Some Oregon Country Fair mischief is part of innocent tradition, some practices are heavily frowned upon and others warrant police intervention.
Unwelcomed activity at the Fair is deterred conventionally, with law enforcement, and creatively, with a volunteer security team numbering in the hundreds. Sneaking in, drug use and dealing, inappropriate behavior and theft are among the troublemaking OCF must curb every year.
“Last year, we did have a series of thefts that happened in some of our campgrounds and we apprehended the individual,” OCF General Manager Charlie Ruff says, noting that some of the stolen items were returned to their owners.
OCF pays the Lane County Sheriff’s Office (LCSO) to staff entry and exit points at the Fair, and the Sheriff’s Office mans the area with additional deputies, says Carrie Carver, LCSO’s public information officer. Fairgoers are less likely to drink and drive or partake in other illegal activities, Carver says, if they know law enforcement is around.
Most Fair-related citations given out each year are for traffic violations — parking, driving uninsured, driving while suspended, speeding and, most commonly, seatbelt tickets, Carver says. “Non-traffic arrests” make up the second most common group of violations, which includes unlawful possession of a controlled substance, menacing, trespass, assault and warrant arrests. Sheriff’s office staff also doles out DUIIs.
“Years ago, sneaking into the Fair was a local pastime in the Eugene area,” Ruff says. “As time went on and the event matured, we became much better at credentialing our folks.”
Long-time security volunteer Chad Butler says the passes were easier to hand off to friends when they were buttons. “One of the bigger issues that we deal with isn’t necessarily people sneaking in without credentials; it’s people coming in with fake credentials.”
According to Butler, the passes are difficult to copy and attributes the recent rise in counterfeit passes to technology being more accessible. “We try to get good at looking for all the different aspects of the security markings we put on these new passes,” he says.

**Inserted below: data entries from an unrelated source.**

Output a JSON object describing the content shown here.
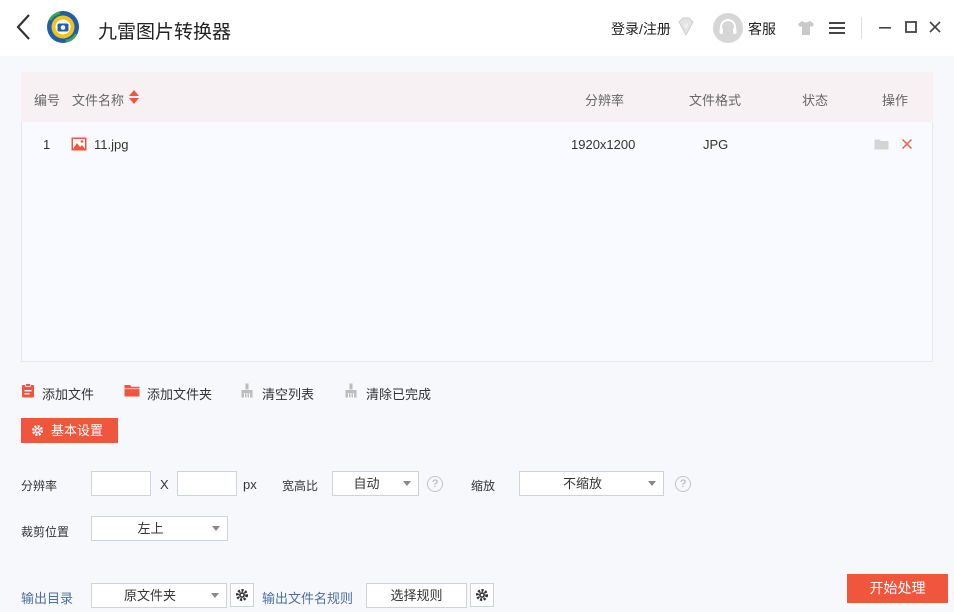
{
  "app": {
    "title": "九雷图片转换器"
  },
  "header": {
    "login_label": "登录/注册",
    "service_label": "客服"
  },
  "table": {
    "columns": [
      "编号",
      "文件名称",
      "分辨率",
      "文件格式",
      "状态",
      "操作"
    ],
    "rows": [
      {
        "index": "1",
        "name": "11.jpg",
        "resolution": "1920x1200",
        "format": "JPG",
        "status": ""
      }
    ]
  },
  "toolbar": {
    "add_file": "添加文件",
    "add_folder": "添加文件夹",
    "clear_list": "清空列表",
    "clear_done": "清除已完成"
  },
  "settings": {
    "basic_label": "基本设置",
    "resolution_label": "分辨率",
    "width_value": "",
    "height_value": "",
    "x_sep": "X",
    "unit": "px",
    "aspect_label": "宽高比",
    "aspect_value": "自动",
    "scale_label": "缩放",
    "scale_value": "不缩放",
    "crop_label": "裁剪位置",
    "crop_value": "左上",
    "output_dir_label": "输出目录",
    "output_dir_value": "原文件夹",
    "name_rule_label": "输出文件名规则",
    "name_rule_button": "选择规则",
    "help_glyph": "?"
  },
  "actions": {
    "start_label": "开始处理"
  },
  "colors": {
    "accent": "#f0563d",
    "header_bg": "#f8f1f4",
    "content_bg": "#f7f8fc",
    "link_blue": "#4a6fa5"
  }
}
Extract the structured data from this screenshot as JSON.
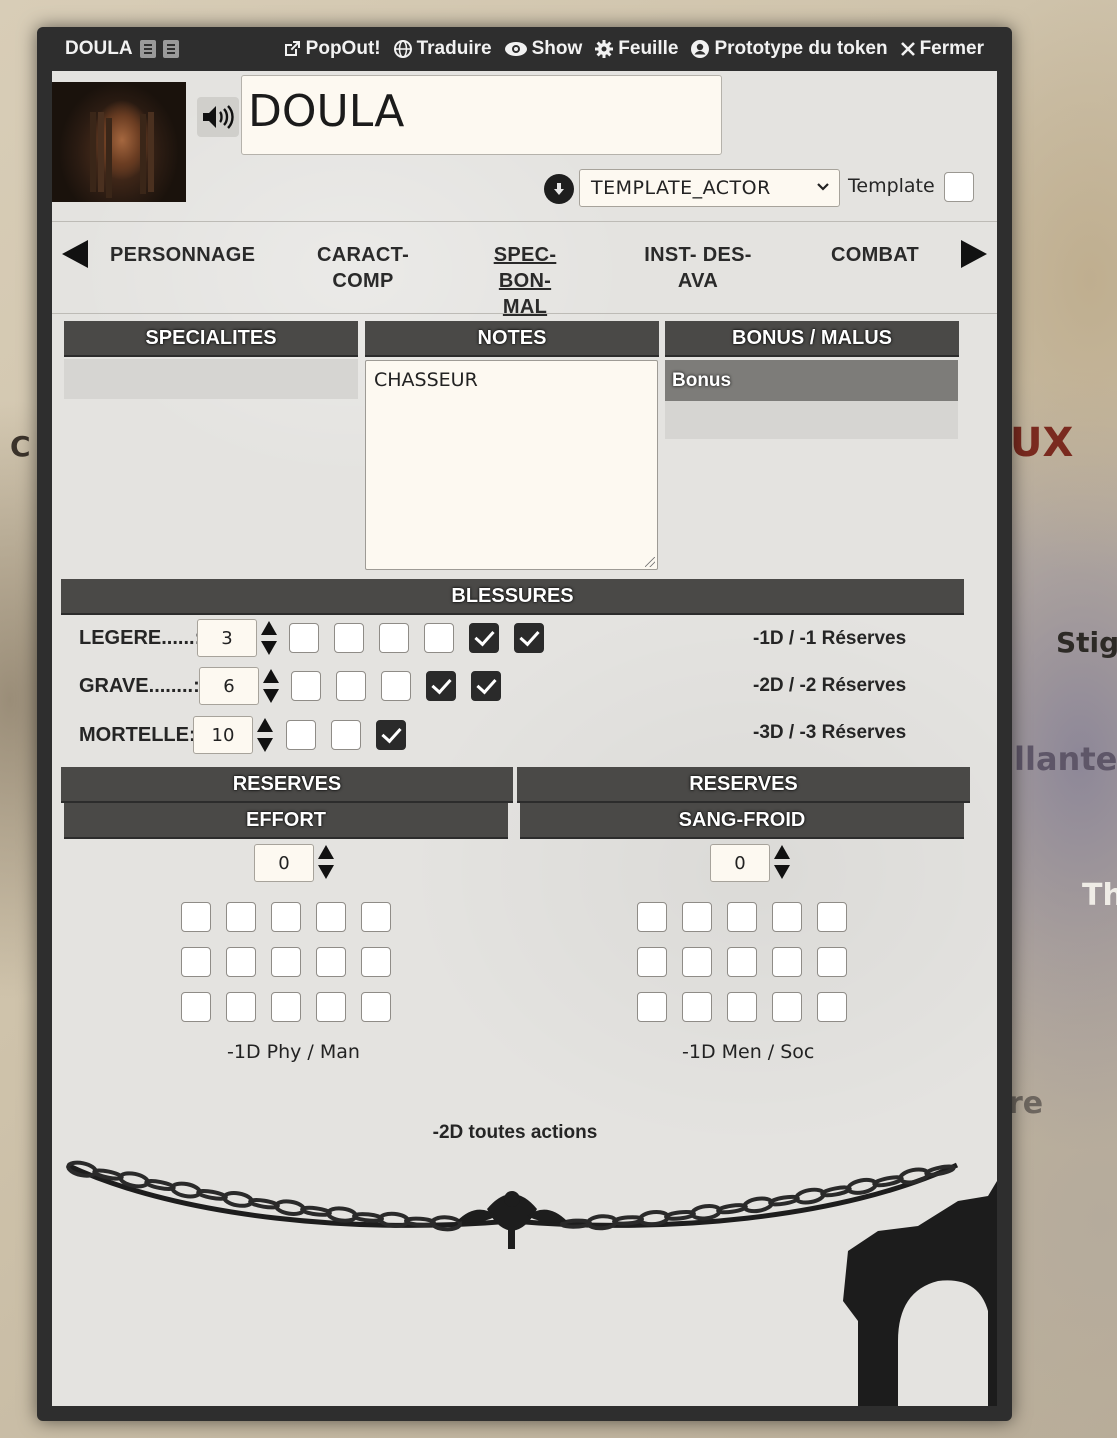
{
  "map_background": {
    "labels": [
      "C",
      "UX",
      "Stign",
      "llante",
      "Th",
      "re"
    ]
  },
  "window": {
    "title": "DOULA",
    "buttons": [
      {
        "icon": "external-link-icon",
        "label": "PopOut!"
      },
      {
        "icon": "globe-icon",
        "label": "Traduire"
      },
      {
        "icon": "eye-icon",
        "label": "Show"
      },
      {
        "icon": "gear-icon",
        "label": "Feuille"
      },
      {
        "icon": "user-circle-icon",
        "label": "Prototype du token"
      },
      {
        "icon": "close-icon",
        "label": "Fermer"
      }
    ]
  },
  "actor": {
    "name": "DOULA",
    "template_value": "TEMPLATE_ACTOR",
    "template_label": "Template",
    "template_checked": false
  },
  "tabs": [
    {
      "label": "PERSONNAGE",
      "active": false
    },
    {
      "label": "CARACT-\nCOMP",
      "active": false
    },
    {
      "label": "SPEC-BON-\nMAL",
      "active": true
    },
    {
      "label": "INST- DES-\nAVA",
      "active": false
    },
    {
      "label": "COMBAT",
      "active": false
    }
  ],
  "sections": {
    "specialites": "SPECIALITES",
    "notes": "NOTES",
    "bonus_malus": "BONUS / MALUS",
    "bonus_row": "Bonus",
    "notes_text": "CHASSEUR"
  },
  "wounds": {
    "header": "BLESSURES",
    "rows": [
      {
        "label": "LEGERE......:",
        "value": "3",
        "boxes": [
          false,
          false,
          false,
          false,
          true,
          true
        ],
        "penalty": "-1D / -1 Réserves"
      },
      {
        "label": "GRAVE........:",
        "value": "6",
        "boxes": [
          false,
          false,
          false,
          true,
          true
        ],
        "penalty": "-2D / -2 Réserves"
      },
      {
        "label": "MORTELLE:",
        "value": "10",
        "boxes": [
          false,
          false,
          true
        ],
        "penalty": "-3D / -3 Réserves"
      }
    ]
  },
  "reserves": [
    {
      "header": "RESERVES",
      "sub": "EFFORT",
      "value": "0",
      "grid_rows": 3,
      "grid_cols": 5,
      "penalty": "-1D Phy / Man"
    },
    {
      "header": "RESERVES",
      "sub": "SANG-FROID",
      "value": "0",
      "grid_rows": 3,
      "grid_cols": 5,
      "penalty": "-1D Men / Soc"
    }
  ],
  "all_actions_note": "-2D toutes actions",
  "colors": {
    "window_chrome": "#2e2e2e",
    "section_header": "#4a4947",
    "sheet_bg": "#e4e3e0",
    "input_bg": "#fdf9f1"
  }
}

Butler has missed one Fair since his first in 1987 and has volunteered as security since 1995. He also runs a small didgeridoo-oriented festival called In-Didj-In-Us.
“Anytime people get together in a festival or socially festive environment, you’re going to see drug use and you’re going to see people trying to sell drugs,” Butler says. “When we do catch on to that, we deal with it immediately and severely.”
Ruff says the Fair has become much more family-friendly since they banned alcohol and drugs in the mid ’90s.
Upstairs in the information booth, Butler says, people look for entrants who have previously been kicked out. On the opening Friday of Fair, “their eyes are scanning that crowd rush,” he says, “and within 15 minutes of when the Fair opens, we’ve picked up one or two people who’ve been kicked out from previous years.”
He notes that women often feel comfortable topless at OCF. “There’s always going to be those creeps who really can’t stop wanting to stare at shirtless women or wanting to say inappropriate things,” Butler says. Security has a positive talk with the person, Butler says, to help them understand respect issues, rather than calling them a creep or being aggressive. “Asking for what you need is the best way to get what you want, and we’ve always got that at our fingertips,” he says.
Ruff says security crews go through “humanistic intervention training” to teach them to de-escalate and handle things lovingly.
Butler notes that the unconventional approach to security has influenced some other fairs and festivals to drop the yellow-shirted authoritarian take on managing attendee behavior. “That’s something beautiful about Country Fair,” he says, “is that we turn problems into opportunities for solutions.” He says effective security at the Fair is “an ever-changing trick, and we’re into that puzzle.”